Some classifiers have no performance differences regardless of resampling strategies used, i.e.xgboost, GBM, and RF, whilst other classifiers, i.e. rotation forest (RoF) and C-DT show their performance variability with reference to resampling approaches. In addition, performance result of each classifier ensemble with respect to standard cross-validation technique, i.e. 10fold cross-validation (10f) is presented in Fig.2.

It is obvious that the top performer among ensemble algorithms is RF, whilst GBM have performed worse in phishing web detection. In order to provide an ample comparative study, the performance differences of all classifiers are subsequently benchmarked using statistical test. First of all, the result of Friedman test is shown in Table 1. The Friedman test indicates that there exist a highly significant (p < 2.2E-16) difference among classifiers regardless of resampling approaches used. Since Friedman test points out the significance of these results, it is worthwhile to conduct Nemenyi post-hoc test. The results of the post-hoc test at each resampling approach are visually represented with critical difference (CD) diagram as shown in Figure 3-6. We are interested to use significant level α=0.01.

Resampling approaches | Chi-squared | p-value |
---|---|---|

2x10f | 111.73 | < 2.2E-16 |

4x5f | 112.74 | < 2.2E-16 |

20xho | 116.96 | < 2.2E-16 |

20xboot | 117.43 | < 2.2E-16 |

The comparison of the groups of classifiers against each other are described in Fig.3-6. The groups of classifiers that are not significantly different with other groups are connected with the straight line, whilst the top line indicates the interval of the Friedman CD’s value. The graphs indicate that the performance of RF, xgboost, and C50 are not significantly different regardless the validation methods used. In addition, the Friedman test reveals that GBM performs significantly worse than RF and xgboost, which seems to possess equivalent AUC value in all resampling approaches. Furthermore, CART and RoF share equivalent performance in terms of 4x5f and 20xho approaches.

## VI. CONCLUSION

This paper provided a comparative study of classifier ensembles for phishing web detection.
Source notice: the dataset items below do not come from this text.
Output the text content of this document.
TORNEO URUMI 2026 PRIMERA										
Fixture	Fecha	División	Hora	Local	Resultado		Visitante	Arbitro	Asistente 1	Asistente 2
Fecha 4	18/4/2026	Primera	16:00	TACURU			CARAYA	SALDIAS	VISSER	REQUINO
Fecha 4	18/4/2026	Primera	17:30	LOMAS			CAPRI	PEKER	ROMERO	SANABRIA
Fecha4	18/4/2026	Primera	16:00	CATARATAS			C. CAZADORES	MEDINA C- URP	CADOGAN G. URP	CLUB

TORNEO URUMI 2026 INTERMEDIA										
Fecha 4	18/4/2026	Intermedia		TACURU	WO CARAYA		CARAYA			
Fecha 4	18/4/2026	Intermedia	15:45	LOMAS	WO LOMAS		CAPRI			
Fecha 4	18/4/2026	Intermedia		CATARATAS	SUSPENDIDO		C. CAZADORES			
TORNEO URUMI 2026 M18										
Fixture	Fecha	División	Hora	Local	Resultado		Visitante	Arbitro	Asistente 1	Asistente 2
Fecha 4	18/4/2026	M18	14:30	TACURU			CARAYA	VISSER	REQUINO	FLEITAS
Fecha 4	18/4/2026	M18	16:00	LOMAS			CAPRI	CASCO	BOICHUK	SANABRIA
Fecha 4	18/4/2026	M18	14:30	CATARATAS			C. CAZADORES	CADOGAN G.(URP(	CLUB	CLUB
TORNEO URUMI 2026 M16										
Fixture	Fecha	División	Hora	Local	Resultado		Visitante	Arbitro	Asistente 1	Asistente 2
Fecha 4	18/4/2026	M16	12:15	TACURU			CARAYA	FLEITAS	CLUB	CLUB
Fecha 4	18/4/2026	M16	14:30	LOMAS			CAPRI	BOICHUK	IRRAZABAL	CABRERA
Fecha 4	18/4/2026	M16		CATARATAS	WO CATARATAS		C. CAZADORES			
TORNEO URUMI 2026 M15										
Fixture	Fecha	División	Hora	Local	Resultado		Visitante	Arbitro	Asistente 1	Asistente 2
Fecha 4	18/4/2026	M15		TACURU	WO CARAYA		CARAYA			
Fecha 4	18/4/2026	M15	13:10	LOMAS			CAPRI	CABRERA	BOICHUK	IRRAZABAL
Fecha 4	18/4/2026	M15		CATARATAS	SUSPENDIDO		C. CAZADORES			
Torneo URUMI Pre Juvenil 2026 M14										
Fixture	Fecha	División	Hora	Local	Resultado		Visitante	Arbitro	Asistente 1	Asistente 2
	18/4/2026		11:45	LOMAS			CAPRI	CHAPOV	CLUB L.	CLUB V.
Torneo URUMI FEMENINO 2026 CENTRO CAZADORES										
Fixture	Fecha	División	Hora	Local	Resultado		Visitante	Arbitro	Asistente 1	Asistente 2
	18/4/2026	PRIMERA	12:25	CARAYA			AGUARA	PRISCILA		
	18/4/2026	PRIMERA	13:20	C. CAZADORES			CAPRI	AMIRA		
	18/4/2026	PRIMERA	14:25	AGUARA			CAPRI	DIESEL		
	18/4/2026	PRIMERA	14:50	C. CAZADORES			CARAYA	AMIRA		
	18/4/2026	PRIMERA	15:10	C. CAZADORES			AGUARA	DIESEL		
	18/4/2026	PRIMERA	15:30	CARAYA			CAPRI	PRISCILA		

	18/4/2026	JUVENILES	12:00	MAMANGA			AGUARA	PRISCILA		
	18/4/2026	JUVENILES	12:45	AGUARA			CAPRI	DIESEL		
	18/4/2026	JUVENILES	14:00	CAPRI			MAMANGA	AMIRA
A number of ensembles algorithms and single classification algorithms were included in the experiment. Their detection performance were evaluated using AUC value with respect to different resampling approaches. The experimental results revealed that random forest was superior to other ensembles, i.e. xgboost, rotation forest and GBM and to single classifiers, i.e. C50, C-DT, and CART. Further study should include other web phishing data set in order to provide a more comprehensive benchmark.